The Nissen hut design was created by a Canadian engineer serving in the British Army. Credit: ITV News Anglia

In the First World War most Nissen huts were built on the Western Front in France and Belgium. But in the Second War they were widely used at air bases in Britain.

Some remain as relics of a bygone era.

With wartime shortages, the semi-cylindrical buildings made from wooden frames and corrugated steel needed to be economical in terms of the materials used and they needed to be portable.

Archaeologist Martin Cuthbert says it's amazing that the 'temporary' huts still survive 70 years later. Credit: ITV News Anglia

"There were extremely easy to put up. They were classed as temporary structures but it's amazing that some still survive after 70 years.

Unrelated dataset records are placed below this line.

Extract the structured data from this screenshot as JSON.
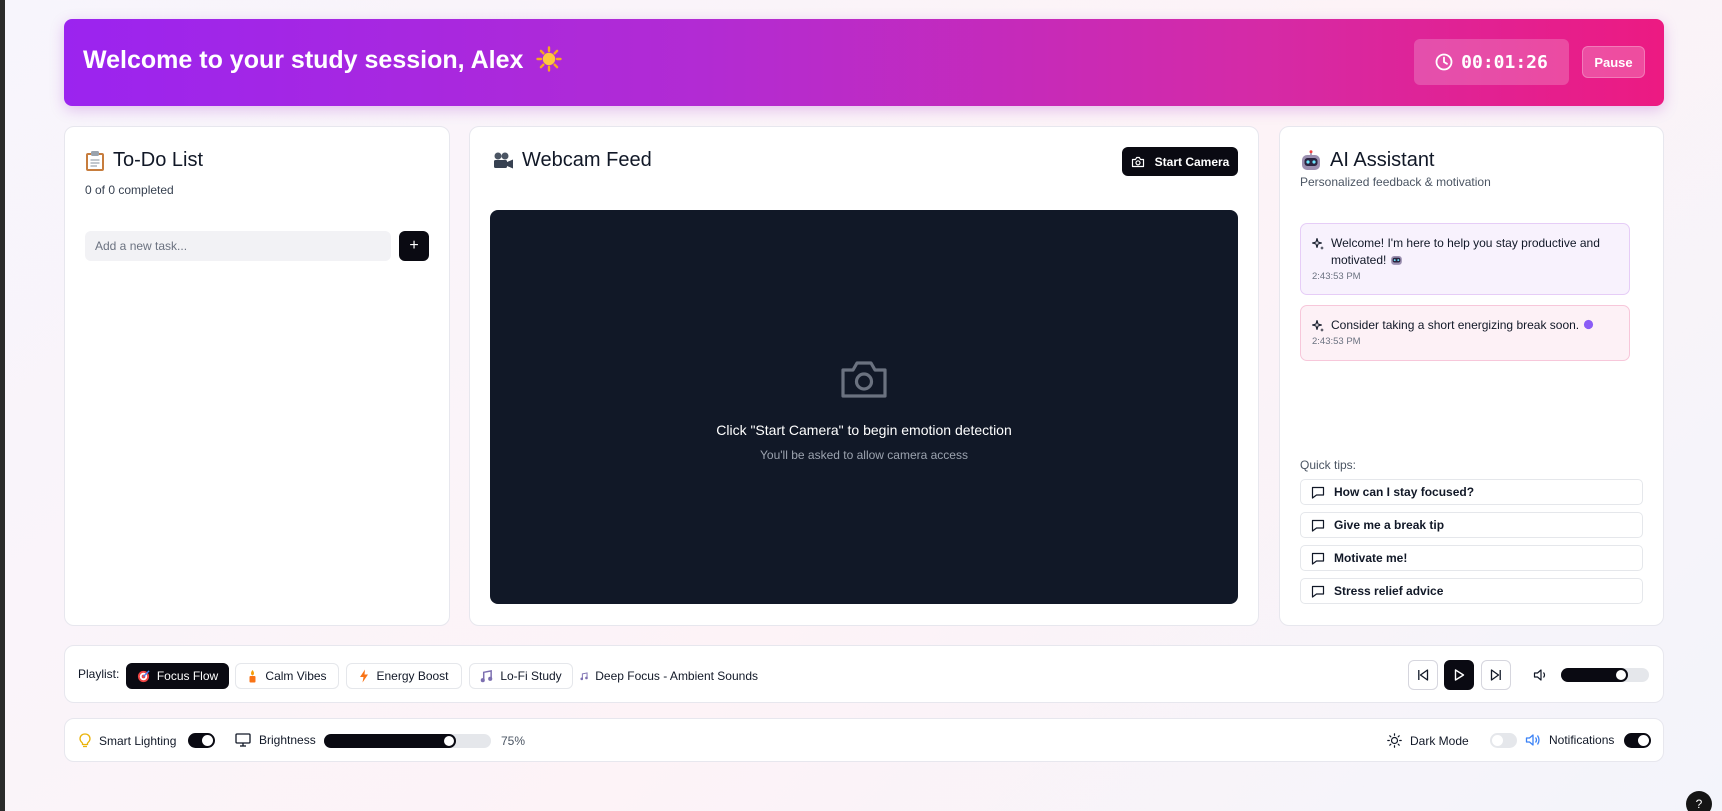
{
  "header": {
    "title": "Welcome to your study session, Alex",
    "title_icon": "sun-emoji",
    "timer": "00:01:26",
    "pause_label": "Pause"
  },
  "todo": {
    "icon": "clipboard-emoji",
    "title": "To-Do List",
    "progress": "0 of 0 completed",
    "input_value": "",
    "input_placeholder": "Add a new task...",
    "add_label": "+"
  },
  "webcam": {
    "icon": "movie-camera-emoji",
    "title": "Webcam Feed",
    "start_label": "Start Camera",
    "prompt": "Click \"Start Camera\" to begin emotion detection",
    "note": "You'll be asked to allow camera access"
  },
  "assistant": {
    "icon": "robot-emoji",
    "title": "AI Assistant",
    "subtitle": "Personalized feedback & motivation",
    "messages": [
      {
        "text": "Welcome! I'm here to help you stay productive and motivated!",
        "emoji": "robot-emoji",
        "time": "2:43:53 PM"
      },
      {
        "text": "Consider taking a short energizing break soon.",
        "emoji": "purple-circle-emoji",
        "time": "2:43:53 PM"
      }
    ],
    "tips_label": "Quick tips:",
    "tips": [
      "How can I stay focused?",
      "Give me a break tip",
      "Motivate me!",
      "Stress relief advice"
    ]
  },
  "playlist": {
    "label": "Playlist:",
    "items": [
      {
        "label": "Focus Flow",
        "icon": "target-emoji",
        "active": true
      },
      {
        "label": "Calm Vibes",
        "icon": "candle-emoji",
        "active": false
      },
      {
        "label": "Energy Boost",
        "icon": "bolt-emoji",
        "active": false
      },
      {
        "label": "Lo-Fi Study",
        "icon": "music-note-icon",
        "active": false
      }
    ],
    "now_playing": "Deep Focus - Ambient Sounds",
    "volume": 0.68
  },
  "settings": {
    "smart_lighting": {
      "label": "Smart Lighting",
      "on": true
    },
    "brightness": {
      "label": "Brightness",
      "value": 75,
      "display": "75%"
    },
    "dark_mode": {
      "label": "Dark Mode",
      "on": false
    },
    "notifications": {
      "label": "Notifications",
      "on": true
    }
  },
  "help_label": "?",
  "colors": {
    "header_gradient": [
      "#9b24ef",
      "#ec1a82"
    ],
    "dark": "#0a0a12",
    "camera_bg": "#111827"
  }
}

"Most of the one that do survive have been utilised post-war for instance on industrial estates.

"There are a lot in a derelict state and used for agricultural storage."

– Martin Cuthbert, Archaeologist

Click below to watch a video report by ITV News Anglia's Stuart Leithes

At what used to be RAF Bottisham near Cambridge a new museum is being established to educate visitors about the airfield.

Volunteers have also been re-creating a Nissen hut to the original specifications.

Nissen huts were invented 100 years ago by a Canadian engineer in the British Army.